Consequences of direct and indirect activation of dendritic cells on antigen presentation: Functional implications and clinical considerations

Abstract

The antigen presentation properties of Dendritic cells (DC) are key factors in the initiation and modulation of immune responses. The mechanisms involved in the regulation of MHC II antigen presentation in DC have been thoroughly investigated. Here, we will summarize recent advances in the field, focusing on how DC regulate antigen presentation during and after maturation, and its functional implications. We will also discuss future perspectives and clinical considerations.

Introduction

Dendritic cells (DC) are distributed in peripheral tissues and lymphoid organs, where they are found in an immature state dedicated to sample their environment by a variety of endocytic mechanisms. They also express a wide range of receptors for pathogen products (e.g. Toll-Like Receptors (TLR)). Upon binding their ligands, these receptors activate the DC, triggering a differentiation program that culminates in the acquisition of a mature phenotype characterized by high surface expression of MHC class II (MHC II) and T cell co-stimulatory molecules (e.g. CD80, CD86 and CD40). A defining property of mature DC is that they can present with high efficiency and for prolonged periods antigens captured at the time of pathogen encounter, but they lose the capacity to present subsequently encountered antigens (Villadangos et al., 2005). This general model has been challenged in recent years by studies that show that DC that mature in response to pathogen products retain their capacity to present at least some form of antigen (Drutman and Trombetta, 2010, Platt et al., 2010). Furthermore, it is known that DC can also mature in response to inflammatory cytokines released during infections, and it seems that such DC retain their antigen presentation function largely intact (Simmons et al., 2012).

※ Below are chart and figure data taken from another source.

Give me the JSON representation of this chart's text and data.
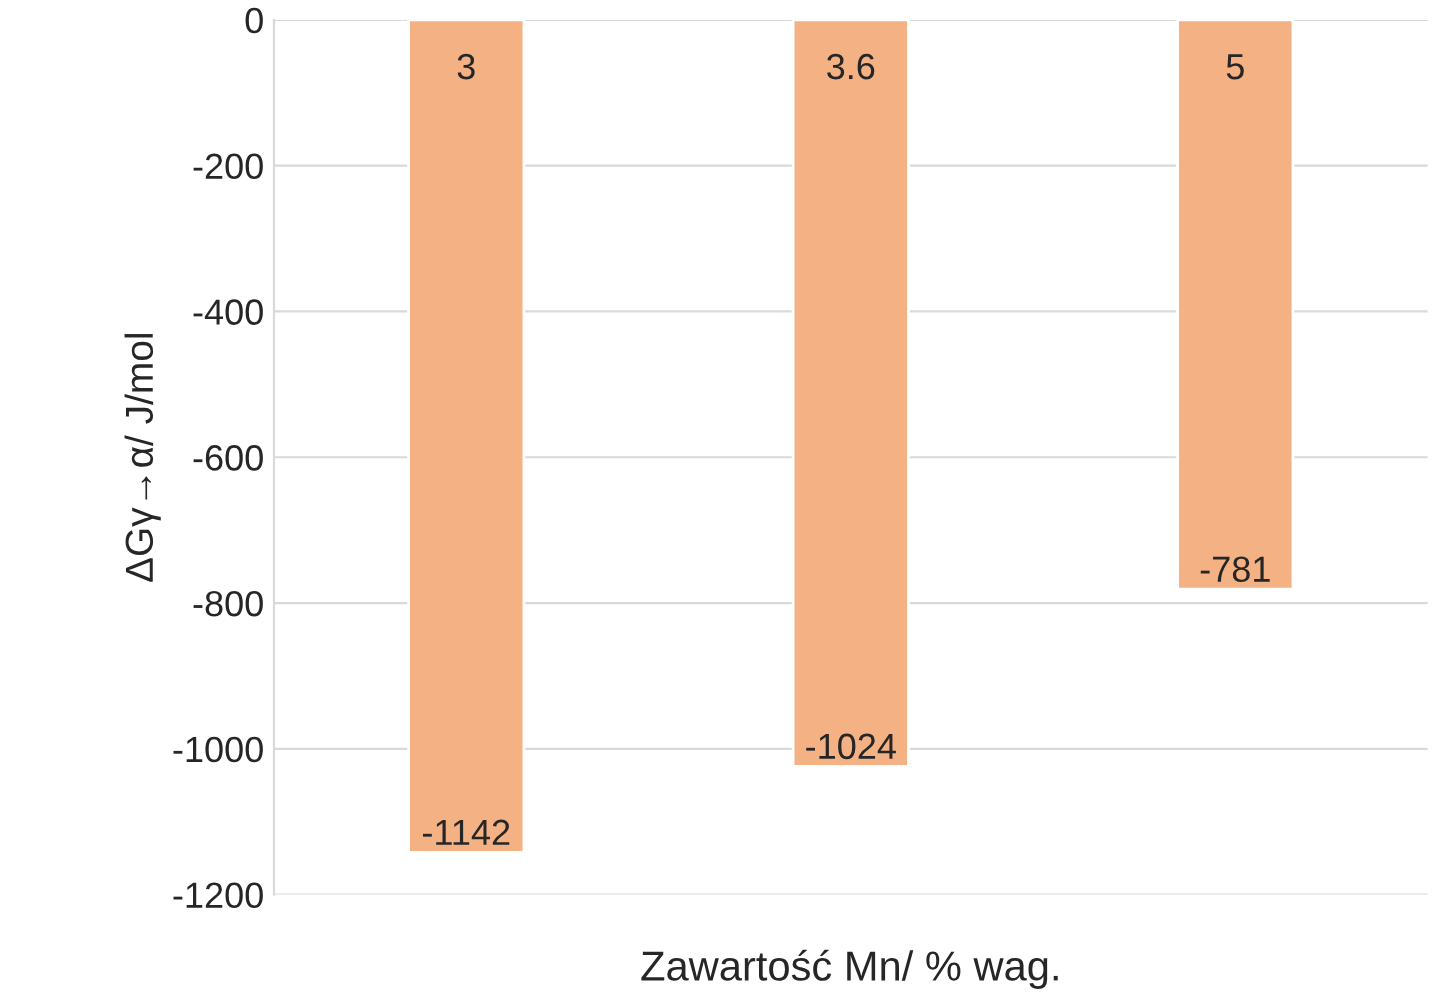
{
  "chart_data": {
    "type": "bar",
    "xlabel": "Zawartość Mn/ % wag.",
    "ylabel": "ΔGγ→α/ J/mol",
    "categories": [
      "3",
      "3.6",
      "5"
    ],
    "values": [
      -1142,
      -1024,
      -781
    ],
    "color": "#f4b183",
    "ylim": [
      -1200,
      0
    ],
    "yticks": [
      -1200,
      -1000,
      -800,
      -600,
      -400,
      -200,
      0
    ],
    "grid": "y",
    "data_labels": true
  }
}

Characterization of the antigen presentation properties of mature DC is important for three reasons. Firstly, their function has traditionally been considered to induce immunity or tolerance toward antigens captured at the time and site of activation, but this notion may have to be revisited in light of the new advances. Secondly, the timing of DC activation after encounter with activating compounds (adjuvants) and antigen, and the subsequent changes induced by DC maturation, can dramatically affect the outcome of vaccination. Thirdly, certain pathologies such as sepsis, malaria infection, multiple trauma and severe burns induce systemic DC maturation and, as we have proposed, this may cause depletion of DC capable of presenting new antigens and contribute to the immunosuppression that accompanies these conditions (Njie et al., 2009, Villadangos et al., 2005, Young et al., 2007). Here we will summarize the current status of this area and possible future trends.